A l'origine du conflit, une convention signée en 1998 (une époque où le rugby n'était pas encore un sport majeur), qui arrive à échéance en 2013. Elle prévoit que la FFR doit louer le Stade de France 400.000 euros pour chaque match qu'elle y organise, à quoi s'ajoutent des frais divers (sécurité, etc.). En échange, elle reçoit les trois quarts des recettes de billetterie, mais ne touche rien sur la publicité commercialisée dans le stade ou les loges qui sont louées pour l'occasion. Au final, plaide la FFR, une rencontre de l'équipe de France à Saint-Denis lui permet tout juste de couvrir ses frais, quand le Stade de France empoche, selon nos calculs, entre 2 et 3 millions d'euros à chaque fois. "Ils se gavent", résume Serge Blanco.
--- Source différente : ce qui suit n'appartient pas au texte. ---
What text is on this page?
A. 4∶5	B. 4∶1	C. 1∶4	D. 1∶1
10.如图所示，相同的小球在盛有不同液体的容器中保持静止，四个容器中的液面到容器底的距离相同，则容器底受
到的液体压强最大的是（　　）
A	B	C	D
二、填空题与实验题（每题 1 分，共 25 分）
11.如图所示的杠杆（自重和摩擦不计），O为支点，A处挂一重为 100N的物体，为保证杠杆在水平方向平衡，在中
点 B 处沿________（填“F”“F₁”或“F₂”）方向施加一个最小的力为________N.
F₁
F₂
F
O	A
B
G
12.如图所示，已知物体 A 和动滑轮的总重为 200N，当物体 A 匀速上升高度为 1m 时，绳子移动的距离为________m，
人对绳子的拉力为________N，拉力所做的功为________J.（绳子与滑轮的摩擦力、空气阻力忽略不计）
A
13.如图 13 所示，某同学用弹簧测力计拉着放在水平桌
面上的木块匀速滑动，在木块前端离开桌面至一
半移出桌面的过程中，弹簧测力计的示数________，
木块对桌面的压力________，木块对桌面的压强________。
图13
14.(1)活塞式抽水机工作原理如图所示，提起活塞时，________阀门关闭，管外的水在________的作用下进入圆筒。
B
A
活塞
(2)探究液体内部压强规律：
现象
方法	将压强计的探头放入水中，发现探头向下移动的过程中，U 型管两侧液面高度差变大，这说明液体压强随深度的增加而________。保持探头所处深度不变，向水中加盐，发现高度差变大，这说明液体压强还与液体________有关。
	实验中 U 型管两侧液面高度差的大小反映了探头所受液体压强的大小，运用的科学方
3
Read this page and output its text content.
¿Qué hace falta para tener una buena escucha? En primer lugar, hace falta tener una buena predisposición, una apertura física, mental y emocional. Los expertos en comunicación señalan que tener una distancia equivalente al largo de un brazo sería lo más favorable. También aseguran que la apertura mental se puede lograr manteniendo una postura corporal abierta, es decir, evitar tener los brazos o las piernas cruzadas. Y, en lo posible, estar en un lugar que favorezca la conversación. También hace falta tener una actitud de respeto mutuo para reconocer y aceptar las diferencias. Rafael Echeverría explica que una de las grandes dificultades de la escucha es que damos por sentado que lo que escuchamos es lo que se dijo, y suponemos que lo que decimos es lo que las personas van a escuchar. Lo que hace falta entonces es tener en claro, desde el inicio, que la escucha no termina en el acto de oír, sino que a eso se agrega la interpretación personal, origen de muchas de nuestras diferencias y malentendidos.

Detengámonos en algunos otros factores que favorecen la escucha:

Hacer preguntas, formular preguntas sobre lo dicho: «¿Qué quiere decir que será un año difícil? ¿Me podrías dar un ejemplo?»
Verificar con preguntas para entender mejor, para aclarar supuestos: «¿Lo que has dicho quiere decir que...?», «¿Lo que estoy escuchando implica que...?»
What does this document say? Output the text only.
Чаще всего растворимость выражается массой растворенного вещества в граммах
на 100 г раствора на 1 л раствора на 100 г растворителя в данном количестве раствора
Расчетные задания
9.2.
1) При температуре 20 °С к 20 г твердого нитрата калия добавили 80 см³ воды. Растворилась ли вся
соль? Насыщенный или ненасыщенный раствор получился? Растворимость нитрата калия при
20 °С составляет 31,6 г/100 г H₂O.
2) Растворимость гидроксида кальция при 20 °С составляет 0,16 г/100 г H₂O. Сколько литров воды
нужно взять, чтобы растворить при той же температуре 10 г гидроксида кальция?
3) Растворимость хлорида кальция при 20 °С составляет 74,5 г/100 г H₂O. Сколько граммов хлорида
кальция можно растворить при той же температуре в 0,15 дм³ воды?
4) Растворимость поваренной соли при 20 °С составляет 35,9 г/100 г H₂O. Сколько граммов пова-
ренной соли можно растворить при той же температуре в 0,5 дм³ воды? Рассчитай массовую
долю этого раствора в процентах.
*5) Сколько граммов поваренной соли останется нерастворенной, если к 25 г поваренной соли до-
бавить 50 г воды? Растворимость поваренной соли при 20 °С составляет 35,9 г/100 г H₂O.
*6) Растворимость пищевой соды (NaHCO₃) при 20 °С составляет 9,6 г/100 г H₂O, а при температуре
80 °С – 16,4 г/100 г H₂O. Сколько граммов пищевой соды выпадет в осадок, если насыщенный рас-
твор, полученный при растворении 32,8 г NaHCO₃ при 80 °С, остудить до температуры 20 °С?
En 2010, alors que la négociation pour une nouvelle convention au-delà de 2013 était avancée, Pierre Camou a mis les pieds dans le plat en réclamant 146 millions d'euros d'indemnités compensatoires pour le manque à gagner sur 15 ans. Les discussions ont été rompues. C'est à ce moment que l'idée du grand stade est né dans la tête du président de la FFR.
Quand Bercy rentrera dans la danse...Depuis, le projet a avancé, et le Stade de France a proposé de revoir le contrat. "On est ouvert à tout", assure Philippe Auroy, qui se dit prêt à revoir le partage des recettes de billetterie, de la publicité et des loges, et même le loyer. Comme le révélait Challenges dans son édition du édition du 10 mai, le consortium de Saint-Denis est allé jusqu'à proposer de verser 6,5 millions d'euros par an à la Fédération, comme elle le fait depuis 2010 pour la Fédération française de football. Têtue, la FFR n'a pas répondu.
Spectateur du duel, l'Etat assiste impuissant à ce dialogue de sourds. Et s'inquiète à l'idée que dépérisse un Stade de France qu'elle a subventionné depuis 1995 à hauteur de 251 millions d'euros, dont 60 millions au titre d'indemnités en l'absence d'un club résident. Une clause du contrat de concession prévoit en outre que l'Etat, qui touche la moitié du résultat avant impôt du Stade de France, doit verser 1 million d'euros au consortium si un match de la FFR se déroule en Ile-de-France dans un stade de plus de 30.000 places. On imagine mal Bercy laisser faire...
Une solution pourrait être d'installer le PSG au Stade de France: les propriétaires qatariens du club, qui trouvent le Parc des Princes trop petit, laissent régulièrement planer la possibilité d'un déménagement à Saint-Denis... En attendant, l'ancien ministre des Sports David Douillet a demandé peu avant son départ une "remise à plat générale" du modèle économique du Stade de France, en évoquant une entrée au capital de la FFR, arguant par ailleurs que son projet de grand stade n'était "pas raisonnable".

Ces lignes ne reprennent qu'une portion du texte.